Marchande é acusada de valorização ilegal por Fernanda Mena e Silas Martí, Folha de S. Paulo
Matéria de Fernanda Mena e Silas Martí originalmente publicada na Ilustrada da Folha de S.Paulo em 23 de agosto de 2010.
O Ministério Público Federal está investigando o Instituto de Arte Contemporânea (IAC) e a galerista Raquel Arnaud, que até anteontem presidiu o instituto, por um suposto desvio de finalidade no uso de dinheiro público.
O inquérito civil partiu de uma representação do Sindicado Nacional dos Artistas Plásticos (Sinap), que acusa Arnaud de se beneficiar da valorização de obras de sua coleção pessoal ou de sua galeria expostas no IAC.
Segundo a denúncia, as obras expostas sofrem "grande valorização no mercado de arte". O texto cita como exemplo a exposição "Campo Ampliado", que captou R$ 780 mil de renúncia fiscal.
Das 67 obras expostas da mostra, 14 eram da coleção pessoal de Arnaud e nove pertenciam ao Gabinete de Arte Raquel Arnaud, galeria onde estariam à venda.
Desde 2007, quando abriu sua sede na rua Maria Antonia, em prédio cedido pela USP, o IAC captou R$ 2,738 milhões pela Lei Rouanet (de incentivo à cultura por meio de renúncia fiscal).

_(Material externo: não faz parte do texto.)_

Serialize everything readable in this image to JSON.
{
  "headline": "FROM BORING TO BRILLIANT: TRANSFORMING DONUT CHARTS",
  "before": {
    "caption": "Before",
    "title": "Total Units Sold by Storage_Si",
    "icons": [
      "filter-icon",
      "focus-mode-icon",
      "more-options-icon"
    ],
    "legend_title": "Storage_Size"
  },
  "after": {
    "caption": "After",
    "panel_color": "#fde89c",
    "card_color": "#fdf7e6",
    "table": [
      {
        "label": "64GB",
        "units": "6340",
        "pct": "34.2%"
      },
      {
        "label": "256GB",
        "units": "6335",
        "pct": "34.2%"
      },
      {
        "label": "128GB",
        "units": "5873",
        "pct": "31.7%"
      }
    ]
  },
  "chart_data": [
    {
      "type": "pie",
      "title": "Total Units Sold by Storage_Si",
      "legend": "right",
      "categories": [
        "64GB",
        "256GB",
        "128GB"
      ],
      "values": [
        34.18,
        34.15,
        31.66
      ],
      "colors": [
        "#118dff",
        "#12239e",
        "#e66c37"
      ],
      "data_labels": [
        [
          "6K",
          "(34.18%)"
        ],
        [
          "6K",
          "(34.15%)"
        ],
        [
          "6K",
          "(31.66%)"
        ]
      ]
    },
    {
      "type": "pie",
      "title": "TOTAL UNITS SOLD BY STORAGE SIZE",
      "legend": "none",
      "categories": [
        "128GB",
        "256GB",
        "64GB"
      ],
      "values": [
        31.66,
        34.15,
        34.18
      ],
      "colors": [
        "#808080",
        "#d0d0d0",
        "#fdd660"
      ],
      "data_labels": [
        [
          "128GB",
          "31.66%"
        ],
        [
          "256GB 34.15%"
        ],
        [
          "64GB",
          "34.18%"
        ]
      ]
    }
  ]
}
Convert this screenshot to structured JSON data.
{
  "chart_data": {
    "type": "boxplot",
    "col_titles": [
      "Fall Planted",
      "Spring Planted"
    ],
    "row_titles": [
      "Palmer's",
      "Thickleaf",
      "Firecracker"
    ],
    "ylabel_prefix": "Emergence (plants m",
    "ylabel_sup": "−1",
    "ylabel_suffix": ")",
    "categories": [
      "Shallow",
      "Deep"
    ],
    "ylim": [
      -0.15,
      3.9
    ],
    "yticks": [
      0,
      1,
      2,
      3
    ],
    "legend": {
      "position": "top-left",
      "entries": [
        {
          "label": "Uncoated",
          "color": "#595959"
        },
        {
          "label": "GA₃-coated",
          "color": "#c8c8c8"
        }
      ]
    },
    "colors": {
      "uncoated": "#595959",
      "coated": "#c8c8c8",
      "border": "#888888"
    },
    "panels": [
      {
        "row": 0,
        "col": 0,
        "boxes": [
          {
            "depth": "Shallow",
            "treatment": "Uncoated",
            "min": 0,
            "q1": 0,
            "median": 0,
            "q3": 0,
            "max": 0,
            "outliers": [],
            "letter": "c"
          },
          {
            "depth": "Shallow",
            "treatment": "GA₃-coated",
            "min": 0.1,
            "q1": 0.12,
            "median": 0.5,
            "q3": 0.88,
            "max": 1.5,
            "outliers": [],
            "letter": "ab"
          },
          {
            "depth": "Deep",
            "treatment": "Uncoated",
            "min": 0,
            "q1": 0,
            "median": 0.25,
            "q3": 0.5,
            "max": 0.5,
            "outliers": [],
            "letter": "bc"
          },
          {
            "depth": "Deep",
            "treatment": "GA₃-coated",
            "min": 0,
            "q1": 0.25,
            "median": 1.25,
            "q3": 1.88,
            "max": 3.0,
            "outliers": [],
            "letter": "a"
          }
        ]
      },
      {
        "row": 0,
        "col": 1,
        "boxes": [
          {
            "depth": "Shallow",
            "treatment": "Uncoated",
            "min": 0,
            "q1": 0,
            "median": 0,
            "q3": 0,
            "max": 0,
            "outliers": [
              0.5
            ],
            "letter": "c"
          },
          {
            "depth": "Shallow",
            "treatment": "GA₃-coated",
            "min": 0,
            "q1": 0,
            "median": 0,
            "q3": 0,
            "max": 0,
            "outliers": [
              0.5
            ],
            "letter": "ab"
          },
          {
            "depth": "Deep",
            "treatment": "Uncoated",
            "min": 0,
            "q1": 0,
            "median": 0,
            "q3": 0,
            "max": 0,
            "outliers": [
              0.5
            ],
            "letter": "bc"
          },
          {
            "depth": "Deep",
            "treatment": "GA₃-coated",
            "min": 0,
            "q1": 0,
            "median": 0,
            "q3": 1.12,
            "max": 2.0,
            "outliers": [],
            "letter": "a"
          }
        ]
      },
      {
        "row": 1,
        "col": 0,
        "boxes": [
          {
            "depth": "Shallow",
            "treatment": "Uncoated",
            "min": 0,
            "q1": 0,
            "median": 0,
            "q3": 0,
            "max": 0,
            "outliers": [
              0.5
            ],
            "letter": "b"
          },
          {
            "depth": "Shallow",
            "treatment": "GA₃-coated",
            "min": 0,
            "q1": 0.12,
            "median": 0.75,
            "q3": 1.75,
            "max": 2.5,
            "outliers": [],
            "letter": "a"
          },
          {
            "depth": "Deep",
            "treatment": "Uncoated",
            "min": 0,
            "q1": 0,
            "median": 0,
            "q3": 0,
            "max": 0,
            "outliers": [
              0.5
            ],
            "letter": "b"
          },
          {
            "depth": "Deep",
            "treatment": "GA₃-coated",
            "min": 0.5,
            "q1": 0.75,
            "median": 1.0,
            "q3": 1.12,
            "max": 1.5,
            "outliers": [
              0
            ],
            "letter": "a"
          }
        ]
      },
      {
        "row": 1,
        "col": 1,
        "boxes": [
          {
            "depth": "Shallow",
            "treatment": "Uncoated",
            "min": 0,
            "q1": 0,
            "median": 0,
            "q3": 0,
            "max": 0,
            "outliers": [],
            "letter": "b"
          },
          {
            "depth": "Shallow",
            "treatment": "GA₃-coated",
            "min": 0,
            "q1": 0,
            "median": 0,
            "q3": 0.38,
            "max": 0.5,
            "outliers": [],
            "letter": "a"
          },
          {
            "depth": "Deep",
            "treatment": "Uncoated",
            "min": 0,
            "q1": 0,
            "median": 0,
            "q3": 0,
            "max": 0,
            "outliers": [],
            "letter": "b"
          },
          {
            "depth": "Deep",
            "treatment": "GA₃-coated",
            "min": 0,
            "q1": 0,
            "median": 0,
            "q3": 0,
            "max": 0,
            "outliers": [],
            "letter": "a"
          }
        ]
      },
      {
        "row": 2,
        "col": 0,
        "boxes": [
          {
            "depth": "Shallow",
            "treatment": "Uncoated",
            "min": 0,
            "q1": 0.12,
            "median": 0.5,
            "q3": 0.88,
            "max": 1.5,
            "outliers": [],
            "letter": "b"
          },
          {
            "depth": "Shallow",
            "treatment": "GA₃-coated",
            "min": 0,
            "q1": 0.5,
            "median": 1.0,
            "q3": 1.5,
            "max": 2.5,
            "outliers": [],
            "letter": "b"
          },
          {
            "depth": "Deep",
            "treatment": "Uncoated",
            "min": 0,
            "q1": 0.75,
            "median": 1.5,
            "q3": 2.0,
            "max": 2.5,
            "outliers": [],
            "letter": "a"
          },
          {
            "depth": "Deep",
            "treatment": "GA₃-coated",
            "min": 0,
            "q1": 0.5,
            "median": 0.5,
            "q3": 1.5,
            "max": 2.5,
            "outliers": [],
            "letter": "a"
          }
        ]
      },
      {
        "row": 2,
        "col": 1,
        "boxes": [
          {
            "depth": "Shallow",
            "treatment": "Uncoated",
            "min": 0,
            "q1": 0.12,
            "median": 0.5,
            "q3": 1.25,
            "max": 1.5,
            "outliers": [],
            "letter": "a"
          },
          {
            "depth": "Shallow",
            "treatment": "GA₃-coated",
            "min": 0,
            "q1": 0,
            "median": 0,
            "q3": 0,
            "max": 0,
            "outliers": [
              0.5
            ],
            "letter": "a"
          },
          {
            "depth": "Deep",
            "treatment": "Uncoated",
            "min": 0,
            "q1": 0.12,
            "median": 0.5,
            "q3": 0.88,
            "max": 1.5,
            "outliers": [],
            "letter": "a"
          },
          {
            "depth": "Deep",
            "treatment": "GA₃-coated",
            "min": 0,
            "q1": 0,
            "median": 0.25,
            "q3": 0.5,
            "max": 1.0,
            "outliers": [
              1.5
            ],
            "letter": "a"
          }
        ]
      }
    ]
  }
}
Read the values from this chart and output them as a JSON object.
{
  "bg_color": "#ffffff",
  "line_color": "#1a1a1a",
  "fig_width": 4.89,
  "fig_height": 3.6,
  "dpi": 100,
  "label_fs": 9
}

Procurada pela Folha, Arnaud disse que o inquérito é uma "maledicência que não tem fundamento nem provas" e afirmou que não vendeu nenhuma obra de sua coleção pessoal ou de sua galeria que foi exposta no IAC.
"O curador escolheu obras que, por acaso, eram minhas", justificou Arnaud.
Criado há 13 anos, o IAC tinha como objetivo difundir o legado de Sérgio Camargo, Willys de Castro, Amilcar de Castro e Mira Schendel.
Arnaud representa o espólio de Camargo (tema de mostra que será aberta hoje no IAC) e tem obras dos demais no acervo de sua galeria.
Amílcar de Castro e Mira Schendel são representados pelo galerista André Millan, que chegou a integrar a direção do IAC. "Resolvi me desligar do cargo, porque trabalho com mercado", disse ele.
A abertura do inquérito coincide com mudança de paradigma na instituição. Pedro Mastrobuono, empossado ontem como presidente, disse que foi convidado para mudar o perfil do IAC, que deve se tornar um laboratório para exame e perícia de obras de arte em parceria com o Museu Van Gogh.